Refactor the ttrpc/gRPC server so that after CreateVm, VM lifecycle operations are routed through VmController instead of being managed inline by VmService. This eliminates duplicated worker lifecycle management between the ttrpc and REPL paths.
VmController fields diag_inspector and paravisor_diag are now Option<_> so the ttrpc path can construct a VmController without paravisor-specific resources.
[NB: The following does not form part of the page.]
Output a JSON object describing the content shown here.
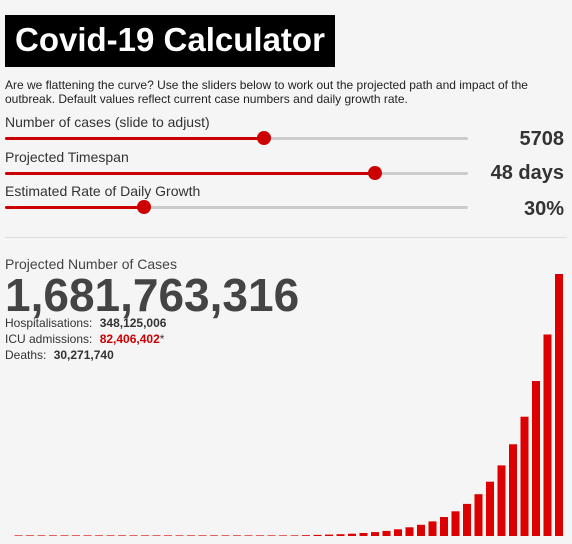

VmService no longer owns a WorkerHandle directly; instead it holds a Sender and receives VmControllerEvents for guest halt notifications.
Teardown/Quit send VmControllerRpc::Quit to the controller, which handles worker stop+join+mesh shutdown. Inspect routes through the controller via VmControllerRpc::Inspect. WaitVm stores a response sender that is completed when GuestHalt or WorkerStopped events arrive from the controller. Pause/Resume/SCSI/NIC operations remain as direct VmRpc calls, unchanged.